Review: Jack Carty
- Australian singer Jack Carty performed at the Castle Hotel last night
- He celebrated his first Manchester headline gig with a showcase of new album 'Home'
Based in the Northern Quarter, stands Castle Hotel, a small, intimate, oddly patterned pub. Upon first arrival, it didn’t seem like a place for a Thursday night gig – but where better to view a man with his guitar?
The room was intimate, to say the least, but this only added to the raw feel of Jack Carty’s simple setup. Within touching distance, he locked eyes with every person in the room during his performance of new album ‘Home State’.
With a following of only 1,820, the Australian born singer is not as big on the music scene as he should be, based on tonight’s passionate performance of “I’m not sure I’m here at all”.
Jack Carty’s music can only be described as the mellow, yet hope filling soundtracks that feature on coming of age classics – leaving you with the inspiration to do something good with your life.
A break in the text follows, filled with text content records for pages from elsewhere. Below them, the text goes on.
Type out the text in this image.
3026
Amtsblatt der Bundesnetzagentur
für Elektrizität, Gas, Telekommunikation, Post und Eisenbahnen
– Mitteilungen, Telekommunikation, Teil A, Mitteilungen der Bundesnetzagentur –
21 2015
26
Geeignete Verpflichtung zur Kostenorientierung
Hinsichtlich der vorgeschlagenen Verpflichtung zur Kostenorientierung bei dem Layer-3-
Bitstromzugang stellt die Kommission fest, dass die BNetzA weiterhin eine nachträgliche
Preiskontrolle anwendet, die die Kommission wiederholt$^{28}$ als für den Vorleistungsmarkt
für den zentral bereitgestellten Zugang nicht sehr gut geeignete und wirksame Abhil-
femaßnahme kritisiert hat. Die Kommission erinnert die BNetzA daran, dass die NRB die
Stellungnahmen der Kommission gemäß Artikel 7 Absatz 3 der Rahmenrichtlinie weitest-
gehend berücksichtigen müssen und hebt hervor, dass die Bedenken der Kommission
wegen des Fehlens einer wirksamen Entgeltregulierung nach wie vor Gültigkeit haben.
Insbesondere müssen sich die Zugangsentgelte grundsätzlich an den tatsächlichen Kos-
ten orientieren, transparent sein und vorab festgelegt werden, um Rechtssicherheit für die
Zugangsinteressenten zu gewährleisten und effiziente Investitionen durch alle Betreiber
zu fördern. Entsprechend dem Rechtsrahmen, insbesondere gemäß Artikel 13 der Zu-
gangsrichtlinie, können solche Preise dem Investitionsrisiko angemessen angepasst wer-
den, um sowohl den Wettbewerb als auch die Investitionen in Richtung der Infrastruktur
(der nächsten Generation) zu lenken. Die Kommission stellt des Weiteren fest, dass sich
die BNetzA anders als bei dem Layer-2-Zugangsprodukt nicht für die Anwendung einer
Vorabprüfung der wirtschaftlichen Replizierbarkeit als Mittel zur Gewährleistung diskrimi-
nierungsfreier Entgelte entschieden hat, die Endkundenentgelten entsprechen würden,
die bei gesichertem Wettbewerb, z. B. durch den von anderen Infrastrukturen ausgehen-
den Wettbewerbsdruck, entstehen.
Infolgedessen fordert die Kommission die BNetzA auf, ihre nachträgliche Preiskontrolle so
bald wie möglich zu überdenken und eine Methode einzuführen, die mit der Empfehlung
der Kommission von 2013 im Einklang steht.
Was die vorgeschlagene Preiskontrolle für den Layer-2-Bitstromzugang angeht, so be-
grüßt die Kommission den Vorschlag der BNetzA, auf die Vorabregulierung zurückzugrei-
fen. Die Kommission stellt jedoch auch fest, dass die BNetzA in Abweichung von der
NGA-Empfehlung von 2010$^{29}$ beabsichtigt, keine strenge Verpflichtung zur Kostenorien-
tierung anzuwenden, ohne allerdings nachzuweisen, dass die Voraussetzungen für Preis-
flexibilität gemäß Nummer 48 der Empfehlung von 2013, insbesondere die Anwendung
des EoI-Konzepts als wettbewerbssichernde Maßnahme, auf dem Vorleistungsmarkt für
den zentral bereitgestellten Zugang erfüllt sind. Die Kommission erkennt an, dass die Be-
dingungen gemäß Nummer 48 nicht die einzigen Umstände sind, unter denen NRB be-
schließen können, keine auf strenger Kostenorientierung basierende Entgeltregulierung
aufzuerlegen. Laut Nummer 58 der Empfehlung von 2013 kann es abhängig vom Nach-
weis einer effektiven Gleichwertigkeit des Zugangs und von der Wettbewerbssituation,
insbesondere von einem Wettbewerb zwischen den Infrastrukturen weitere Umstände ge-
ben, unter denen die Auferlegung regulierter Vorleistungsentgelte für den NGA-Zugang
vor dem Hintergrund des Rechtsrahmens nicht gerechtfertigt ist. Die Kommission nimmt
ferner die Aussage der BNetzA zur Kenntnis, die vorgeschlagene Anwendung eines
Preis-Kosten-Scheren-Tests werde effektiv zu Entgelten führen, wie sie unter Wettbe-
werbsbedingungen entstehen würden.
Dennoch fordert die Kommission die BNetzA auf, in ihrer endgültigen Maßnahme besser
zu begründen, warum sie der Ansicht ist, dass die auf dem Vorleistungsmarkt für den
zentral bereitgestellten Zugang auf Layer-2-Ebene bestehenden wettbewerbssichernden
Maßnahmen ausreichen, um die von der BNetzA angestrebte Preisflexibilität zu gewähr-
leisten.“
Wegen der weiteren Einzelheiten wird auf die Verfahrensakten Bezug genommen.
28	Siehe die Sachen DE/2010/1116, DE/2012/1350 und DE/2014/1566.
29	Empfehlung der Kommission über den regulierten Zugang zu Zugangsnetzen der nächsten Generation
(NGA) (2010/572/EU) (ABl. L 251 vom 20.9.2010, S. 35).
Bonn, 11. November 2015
More than happy to play to a total of 20 people maximum, Jack performed as if he was playing a sell-out gig at the Manchester arena, engaging with the audience and expressing how grateful he was to be headlining his first Manchester show.
As the slightly more upbeat song ‘Dear old souls’ drummed into the air, purple lights flashed down on the small stage as Jack stared straight into the crowd and won over the audience who all sang the catchy chorus along with him.
As his guitar strummed the first couple of chords for “Wedding song”, there was a shiver down my spine – Jack had an honesty within his voice which left all of the audience silent, no doubt contemplating their life relationships, whilst swaying in unison.
It was difficult to believe at times that such a soft voice could be coming from the mouth of a well-built man with a full beard who looked more like he would fit into indie rock band as opposed to his acoustic sound.
The drunk audience fell in love with Jack, dancing around the room to “The Joneses” which left him laughing through his lyrics as if he were the one watching the performance.
Applause followed him after the end of every song, and Jack made it extremely clear that he was thrilled to be getting such a response from an audience of 20-40-year-olds with their pints of Guinness and large glasses of wine.
Jack closed the show with “A way with me”, a catchy country-esque song which allowed him to show off his impressive vocal range, hitting high notes that some can only dream of so effortlessly.
Putting down his guitar on the stage, Jack thanked all of the audience for coming to support him on his first headlining gig and promised that it would be one he would always remember.
There is no doubt in my mind, that the small audience left having experienced a variety emotions whilst listening to Jack’s performance – but ultimately, Jack Carty’s sound is one that everyone will enjoy – whether it be a guilty pleasure, a rainy day soundtrack or a chill-out after a hard day at work – his album offers something for everybody.